Some Trick
July 4, 2018 2:13 PM - by Helen DeWitt - Subscribe

A collection of thirteen short stories, loosely linked together by the tension between artists, their interests, and the individuals who want to help/compel them into financial success. “Climbers” was previously published in Harper’s in 2014, and “On The Town” in Electric Literature in 2018.

Here Is Somewhere

If ever if ever a wiz there was
The Wizard of Oz was one because
Because because because because because

‘I have nothing to give you but that’s all right because
Knowledge of lack is possession
Recognised absence is presence
Perceived emptiness plenitude
To have not
And know it
Is to have.’

Some trick.

‘True wisdom is knowing you don’t know.’
The Scarecrow hadn’t the brain to see through it.
He bought it.
‘I don’t understand,’ he thought.
‘That’s my wisdom, that is.’

‘What would you do with a heart but try not to hurt?’
The Tin Man hadn’t the heart to disappoint him.
He thanked him.
‘I feel nothing,’ he thought.
‘But I wouldn’t hurt a Behaviourist.’

‘Courage is not being fearless, it’s facing your fear.’
The Lion hadn’t the nerve to say he was scared.
He roared.
‘I’m still terrified,’ he thought.
‘But you’ll laugh if I say it.’

Next time someone tells you desire
Is a trick of grammar
Tell him
If what I have is what I said I wanted
It’s not what I wanted
I know what I want
But I don’t know it’s name

Could you say that to a puzzled, hurt, frightened old wizard?
Of course not.
You’d say
‘Thanks very much then.’

Some trick.

But Dorothy? I don’t B E L I E V E Judy Garland could fake it.
I think she was glad Technicolor was only a dream.
Glad to find she had never left home
Glad to wake up in grey black and white.

Because because because because because
posted by Going To Maine (2 comments total)
 
Sometimes you’re halfway through a book and you know you’re going to have to read it again.
posted by Going To Maine at 2:43 PM on July 4


I have just finished the book a mere seven weeks after this was posted. Despite a couple of reservations & quibbles, I very much enjoyed it.

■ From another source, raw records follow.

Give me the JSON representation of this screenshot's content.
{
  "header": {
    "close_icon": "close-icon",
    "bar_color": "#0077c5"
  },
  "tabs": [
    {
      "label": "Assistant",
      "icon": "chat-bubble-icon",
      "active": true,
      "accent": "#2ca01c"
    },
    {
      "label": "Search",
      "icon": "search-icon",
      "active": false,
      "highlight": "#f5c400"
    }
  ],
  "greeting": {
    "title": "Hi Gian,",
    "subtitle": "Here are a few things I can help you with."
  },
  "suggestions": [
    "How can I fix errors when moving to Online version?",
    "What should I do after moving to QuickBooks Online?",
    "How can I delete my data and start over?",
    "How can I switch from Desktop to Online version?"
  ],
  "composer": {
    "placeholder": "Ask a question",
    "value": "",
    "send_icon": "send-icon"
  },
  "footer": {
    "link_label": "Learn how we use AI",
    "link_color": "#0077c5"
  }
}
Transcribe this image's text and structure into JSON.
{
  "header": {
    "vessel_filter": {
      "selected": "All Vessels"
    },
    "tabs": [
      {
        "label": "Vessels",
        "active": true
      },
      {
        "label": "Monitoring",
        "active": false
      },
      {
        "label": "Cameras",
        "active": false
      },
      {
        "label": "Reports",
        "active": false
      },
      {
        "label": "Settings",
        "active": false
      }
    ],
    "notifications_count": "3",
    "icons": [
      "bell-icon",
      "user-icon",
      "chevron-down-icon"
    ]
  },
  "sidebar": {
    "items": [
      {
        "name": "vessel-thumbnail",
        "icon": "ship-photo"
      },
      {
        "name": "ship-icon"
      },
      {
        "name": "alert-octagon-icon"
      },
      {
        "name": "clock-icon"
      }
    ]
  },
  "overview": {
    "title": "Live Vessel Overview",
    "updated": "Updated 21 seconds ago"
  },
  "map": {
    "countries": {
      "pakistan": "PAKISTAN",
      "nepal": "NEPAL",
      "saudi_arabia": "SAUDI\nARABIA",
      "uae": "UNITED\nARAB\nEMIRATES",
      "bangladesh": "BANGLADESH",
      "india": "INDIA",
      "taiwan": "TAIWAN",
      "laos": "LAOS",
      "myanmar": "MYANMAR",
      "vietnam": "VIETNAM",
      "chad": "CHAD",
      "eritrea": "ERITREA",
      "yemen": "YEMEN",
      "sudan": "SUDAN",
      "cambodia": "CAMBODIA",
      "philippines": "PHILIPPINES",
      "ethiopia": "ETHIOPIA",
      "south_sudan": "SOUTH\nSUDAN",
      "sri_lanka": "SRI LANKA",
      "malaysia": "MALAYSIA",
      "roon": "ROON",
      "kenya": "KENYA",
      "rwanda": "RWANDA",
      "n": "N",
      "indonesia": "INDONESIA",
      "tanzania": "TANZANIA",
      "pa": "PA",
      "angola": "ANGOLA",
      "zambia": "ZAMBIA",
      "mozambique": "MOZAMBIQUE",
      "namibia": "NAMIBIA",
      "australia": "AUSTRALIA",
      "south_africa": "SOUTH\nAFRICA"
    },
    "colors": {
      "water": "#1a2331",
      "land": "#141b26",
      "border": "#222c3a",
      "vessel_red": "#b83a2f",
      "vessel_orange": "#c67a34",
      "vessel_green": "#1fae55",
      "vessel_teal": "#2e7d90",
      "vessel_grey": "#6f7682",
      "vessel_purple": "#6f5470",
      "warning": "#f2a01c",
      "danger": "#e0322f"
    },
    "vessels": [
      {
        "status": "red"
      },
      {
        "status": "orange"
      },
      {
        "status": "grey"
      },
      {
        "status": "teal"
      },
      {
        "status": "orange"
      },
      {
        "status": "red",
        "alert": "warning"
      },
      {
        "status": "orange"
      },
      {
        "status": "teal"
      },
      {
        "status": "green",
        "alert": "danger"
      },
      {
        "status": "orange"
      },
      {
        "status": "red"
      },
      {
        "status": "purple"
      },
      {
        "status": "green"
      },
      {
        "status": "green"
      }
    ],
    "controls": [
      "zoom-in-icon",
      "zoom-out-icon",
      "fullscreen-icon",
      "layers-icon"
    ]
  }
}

My favourite stories were probably the opening and closing ones: 'Brutto' with its art-world awfulness and the spiralling absurdities in 'Entourage'. I thought the three stories tagged "Oxford, 1985" were all impressive given their early date. "Needless to say, crowdsourcing a limitless supply of Marlboros was not an idea whose time had come" (from 'Climbers') was one of several lines that made me laugh. I thought 'The French Style of Mlle. Matsumoto' about the most conventional tale in the book, but a very skilfully-made one nevertheless. I liked the way that there were so many references to websites, software and programming languages: literary authors can be shy of acknowledging the digital world.

On the other hand, I didn't care for all the exclamation marks in clusters of sixes, sevens, nines or more. To my ear there were some duff notes in the slangier dialogue, especially in 'Stolen Luck'. For all DeWitt's impressive grasp of British colloquialisms there were a couple of slip-ups: on the first page of the first story, for example, amid "Top Shop", "poxy", "wally" and "bloke" we see "cheese doodles" where I think "cheesy Wotsits" ought to have been.

An author's note in one of the stories mentioned "I have more [...] in my portfolio"; the publisher's note at the end mentions an unpublished novella: tantalising!

Did you read it again, Going to Maine? If so, how was it the second time around?